I’m going to start something new this year and will hopefully keep it up for you for the year. I am going to feature other authors, some of whom I’ve read, some I haven’t, some are living, some are not. But maybe you’ll find someone here you’ll enjoy.
Birthdays: Ouida (1839), James Frazer (1854), E.M. Forster (1879), Catherine Drinker Bowen (1897), J.D. Salinger (1919), Mary Norton (1903), Audrey Wurdemann (1911), Gina Berriault (1926), Ernest Tidyman (1928), Mary Ann Shaffer (1934), Olivia Goldsmith (1949), James Richardson (1960), Claudia Rankine (1963).
Quote: “I think the first idea—or first feeling—of The Borrowers came through my being shortsighted: when others saw the far hills, the distant woods, the soaring pheasant, I, as a child, would turn sideways to the close bank, the tree roots, and the tangled grasses.” – Mary Norton (author of “The Borrowers”)
“The king died and then the queen died. That is a story. The king died and the queen died of grief. That is a plot.” – E.M. Forster
Audrey Wurdemann at 24 was the youngest winner of the Pulitzer Prize for Poetry for her collection “Bright Ambush”
Catherine Bowen won the National Book Award for her nonfiction like “The Most Dangerous Man in America: Scenes from the Life of Benjamin Franklin”

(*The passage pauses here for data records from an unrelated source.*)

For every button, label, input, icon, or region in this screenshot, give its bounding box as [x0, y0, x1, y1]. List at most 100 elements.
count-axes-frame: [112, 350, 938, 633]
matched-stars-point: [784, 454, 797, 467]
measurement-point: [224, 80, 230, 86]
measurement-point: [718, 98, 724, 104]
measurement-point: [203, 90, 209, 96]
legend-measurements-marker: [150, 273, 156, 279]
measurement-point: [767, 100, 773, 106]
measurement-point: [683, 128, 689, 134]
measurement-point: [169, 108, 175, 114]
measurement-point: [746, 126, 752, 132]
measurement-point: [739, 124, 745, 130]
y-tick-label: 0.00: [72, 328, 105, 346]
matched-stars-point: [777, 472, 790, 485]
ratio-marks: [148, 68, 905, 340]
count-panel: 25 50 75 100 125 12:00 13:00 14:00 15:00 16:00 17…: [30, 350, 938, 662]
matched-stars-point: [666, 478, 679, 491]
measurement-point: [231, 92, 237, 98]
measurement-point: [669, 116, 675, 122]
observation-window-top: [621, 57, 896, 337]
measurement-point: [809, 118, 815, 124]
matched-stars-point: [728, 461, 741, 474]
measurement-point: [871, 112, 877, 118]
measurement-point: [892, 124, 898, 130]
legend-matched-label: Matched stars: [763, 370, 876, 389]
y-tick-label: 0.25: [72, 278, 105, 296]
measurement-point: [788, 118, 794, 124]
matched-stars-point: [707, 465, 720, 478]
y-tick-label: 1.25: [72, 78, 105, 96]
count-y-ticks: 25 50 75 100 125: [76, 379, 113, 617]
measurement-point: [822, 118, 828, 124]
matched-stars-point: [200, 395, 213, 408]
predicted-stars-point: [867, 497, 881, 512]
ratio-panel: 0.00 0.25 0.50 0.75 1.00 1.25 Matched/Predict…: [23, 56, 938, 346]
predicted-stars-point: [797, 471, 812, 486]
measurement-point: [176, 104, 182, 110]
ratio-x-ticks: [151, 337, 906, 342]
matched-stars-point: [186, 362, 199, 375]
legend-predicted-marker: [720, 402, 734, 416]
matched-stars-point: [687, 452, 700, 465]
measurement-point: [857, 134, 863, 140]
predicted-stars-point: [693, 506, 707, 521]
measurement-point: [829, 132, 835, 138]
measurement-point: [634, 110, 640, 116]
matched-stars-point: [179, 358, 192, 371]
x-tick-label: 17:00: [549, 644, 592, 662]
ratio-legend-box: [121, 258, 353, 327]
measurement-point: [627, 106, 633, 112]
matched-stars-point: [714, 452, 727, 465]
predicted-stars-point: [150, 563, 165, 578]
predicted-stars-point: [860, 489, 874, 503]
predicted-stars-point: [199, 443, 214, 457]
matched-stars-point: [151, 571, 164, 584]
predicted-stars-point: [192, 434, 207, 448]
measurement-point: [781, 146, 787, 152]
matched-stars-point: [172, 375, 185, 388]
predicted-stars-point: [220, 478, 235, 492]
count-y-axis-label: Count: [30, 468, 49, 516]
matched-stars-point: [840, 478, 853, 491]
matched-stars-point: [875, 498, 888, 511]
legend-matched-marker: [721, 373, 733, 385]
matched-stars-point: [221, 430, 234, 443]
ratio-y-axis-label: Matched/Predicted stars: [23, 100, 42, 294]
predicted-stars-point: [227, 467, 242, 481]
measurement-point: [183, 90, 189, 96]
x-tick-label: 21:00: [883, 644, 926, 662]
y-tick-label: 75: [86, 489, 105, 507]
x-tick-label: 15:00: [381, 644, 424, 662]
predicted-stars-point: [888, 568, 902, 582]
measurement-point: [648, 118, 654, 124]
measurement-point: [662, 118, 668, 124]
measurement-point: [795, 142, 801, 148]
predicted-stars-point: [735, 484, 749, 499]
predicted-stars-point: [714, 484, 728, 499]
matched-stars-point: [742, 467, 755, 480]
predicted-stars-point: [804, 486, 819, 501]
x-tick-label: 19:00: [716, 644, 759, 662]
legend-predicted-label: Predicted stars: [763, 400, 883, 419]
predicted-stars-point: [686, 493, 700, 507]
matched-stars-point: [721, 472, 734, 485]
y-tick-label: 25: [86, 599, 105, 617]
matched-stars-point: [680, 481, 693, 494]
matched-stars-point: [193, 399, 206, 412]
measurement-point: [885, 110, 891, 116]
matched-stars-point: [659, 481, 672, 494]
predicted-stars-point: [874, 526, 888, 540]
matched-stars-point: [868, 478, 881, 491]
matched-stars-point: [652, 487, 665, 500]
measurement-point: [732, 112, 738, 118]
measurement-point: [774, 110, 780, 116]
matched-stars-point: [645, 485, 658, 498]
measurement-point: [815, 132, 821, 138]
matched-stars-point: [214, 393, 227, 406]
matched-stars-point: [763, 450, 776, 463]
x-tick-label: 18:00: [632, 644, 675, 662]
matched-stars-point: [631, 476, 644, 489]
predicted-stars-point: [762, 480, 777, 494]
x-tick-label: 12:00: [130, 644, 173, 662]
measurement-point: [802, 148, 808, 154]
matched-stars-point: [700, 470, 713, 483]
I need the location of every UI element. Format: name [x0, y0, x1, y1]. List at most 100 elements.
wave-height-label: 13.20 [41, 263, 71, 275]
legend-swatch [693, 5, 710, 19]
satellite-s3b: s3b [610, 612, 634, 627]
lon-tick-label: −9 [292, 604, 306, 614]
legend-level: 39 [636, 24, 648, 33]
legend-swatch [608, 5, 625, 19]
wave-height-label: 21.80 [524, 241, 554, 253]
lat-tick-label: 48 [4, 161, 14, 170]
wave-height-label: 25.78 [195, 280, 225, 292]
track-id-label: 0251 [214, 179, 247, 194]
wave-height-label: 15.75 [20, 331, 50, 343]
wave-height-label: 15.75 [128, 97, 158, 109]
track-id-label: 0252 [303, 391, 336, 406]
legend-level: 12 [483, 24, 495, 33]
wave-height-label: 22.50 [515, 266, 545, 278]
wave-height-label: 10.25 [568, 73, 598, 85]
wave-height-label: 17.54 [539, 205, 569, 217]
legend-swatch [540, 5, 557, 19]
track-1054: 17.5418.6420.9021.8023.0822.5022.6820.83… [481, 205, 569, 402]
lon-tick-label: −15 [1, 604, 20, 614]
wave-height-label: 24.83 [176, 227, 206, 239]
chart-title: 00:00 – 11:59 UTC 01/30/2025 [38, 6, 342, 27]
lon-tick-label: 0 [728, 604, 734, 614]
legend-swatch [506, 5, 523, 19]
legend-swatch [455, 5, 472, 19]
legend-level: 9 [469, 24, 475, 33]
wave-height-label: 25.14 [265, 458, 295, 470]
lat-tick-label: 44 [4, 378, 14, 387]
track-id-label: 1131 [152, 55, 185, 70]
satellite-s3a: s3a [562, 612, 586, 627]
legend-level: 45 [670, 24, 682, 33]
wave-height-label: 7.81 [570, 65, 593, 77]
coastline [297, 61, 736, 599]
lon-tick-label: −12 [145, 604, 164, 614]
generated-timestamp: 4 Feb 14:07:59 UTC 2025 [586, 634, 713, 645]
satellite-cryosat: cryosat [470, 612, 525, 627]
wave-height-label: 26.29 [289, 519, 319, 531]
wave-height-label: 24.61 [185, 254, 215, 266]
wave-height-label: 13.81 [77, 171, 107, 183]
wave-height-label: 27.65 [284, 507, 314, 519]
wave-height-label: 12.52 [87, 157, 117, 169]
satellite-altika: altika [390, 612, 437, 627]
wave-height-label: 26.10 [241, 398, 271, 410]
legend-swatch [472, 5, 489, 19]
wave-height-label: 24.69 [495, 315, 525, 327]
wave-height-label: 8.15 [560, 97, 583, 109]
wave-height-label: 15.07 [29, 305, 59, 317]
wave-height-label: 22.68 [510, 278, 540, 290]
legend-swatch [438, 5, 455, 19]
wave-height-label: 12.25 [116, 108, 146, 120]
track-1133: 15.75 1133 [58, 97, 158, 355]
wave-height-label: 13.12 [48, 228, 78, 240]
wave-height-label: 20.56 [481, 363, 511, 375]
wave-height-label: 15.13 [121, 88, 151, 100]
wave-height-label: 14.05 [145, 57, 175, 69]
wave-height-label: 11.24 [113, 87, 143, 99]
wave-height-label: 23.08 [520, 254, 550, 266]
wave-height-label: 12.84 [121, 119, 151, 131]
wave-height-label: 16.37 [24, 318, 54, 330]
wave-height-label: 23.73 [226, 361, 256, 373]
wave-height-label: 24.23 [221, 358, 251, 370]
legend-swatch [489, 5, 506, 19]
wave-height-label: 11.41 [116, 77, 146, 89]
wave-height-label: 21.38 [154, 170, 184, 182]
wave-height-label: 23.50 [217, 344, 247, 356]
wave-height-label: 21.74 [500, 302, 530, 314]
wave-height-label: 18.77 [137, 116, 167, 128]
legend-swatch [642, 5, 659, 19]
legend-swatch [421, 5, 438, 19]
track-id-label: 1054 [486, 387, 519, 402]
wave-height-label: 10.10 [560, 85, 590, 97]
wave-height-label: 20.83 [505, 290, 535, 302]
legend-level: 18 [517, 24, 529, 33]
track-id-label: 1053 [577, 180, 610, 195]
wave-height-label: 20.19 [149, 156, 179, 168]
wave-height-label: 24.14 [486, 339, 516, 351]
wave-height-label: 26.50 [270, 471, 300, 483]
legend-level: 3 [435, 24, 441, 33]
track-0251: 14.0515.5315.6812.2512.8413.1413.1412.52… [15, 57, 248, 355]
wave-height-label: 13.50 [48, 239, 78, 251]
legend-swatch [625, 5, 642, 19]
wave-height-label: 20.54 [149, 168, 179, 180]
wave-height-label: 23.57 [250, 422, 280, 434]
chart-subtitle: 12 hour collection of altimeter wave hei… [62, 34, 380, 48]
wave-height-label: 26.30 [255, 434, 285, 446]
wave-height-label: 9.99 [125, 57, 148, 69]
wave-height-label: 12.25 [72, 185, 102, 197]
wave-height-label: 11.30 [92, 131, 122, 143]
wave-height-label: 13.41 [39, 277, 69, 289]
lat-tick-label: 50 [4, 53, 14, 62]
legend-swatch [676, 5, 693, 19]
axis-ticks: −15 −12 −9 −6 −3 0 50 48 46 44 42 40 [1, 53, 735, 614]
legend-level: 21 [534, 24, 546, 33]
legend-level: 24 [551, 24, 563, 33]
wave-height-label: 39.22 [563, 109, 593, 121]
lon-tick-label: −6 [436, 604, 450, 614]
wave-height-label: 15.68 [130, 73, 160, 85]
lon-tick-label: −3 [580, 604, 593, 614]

Claudia Rankine won the NAACP Image Award for poetry in 2015 for “Citizen: An American Lyric”.Gina Berriault won multiple awards for her short stories including the O’Henry
I read “The Borrowers” as a youngster and loved them. I can’t say the same for E.M.Forster’s books “Howard’s End” or “A Passage to India”. Famous books, but not my favorite genres. I did read Salinger’s “Catcher in the Rye” when in high school, but again, not a favorite. James Frazer’s “The Golden Bough” is a wide-ranging, comparative study of mythology and religion and is *the* book to study when planning a fantasy world.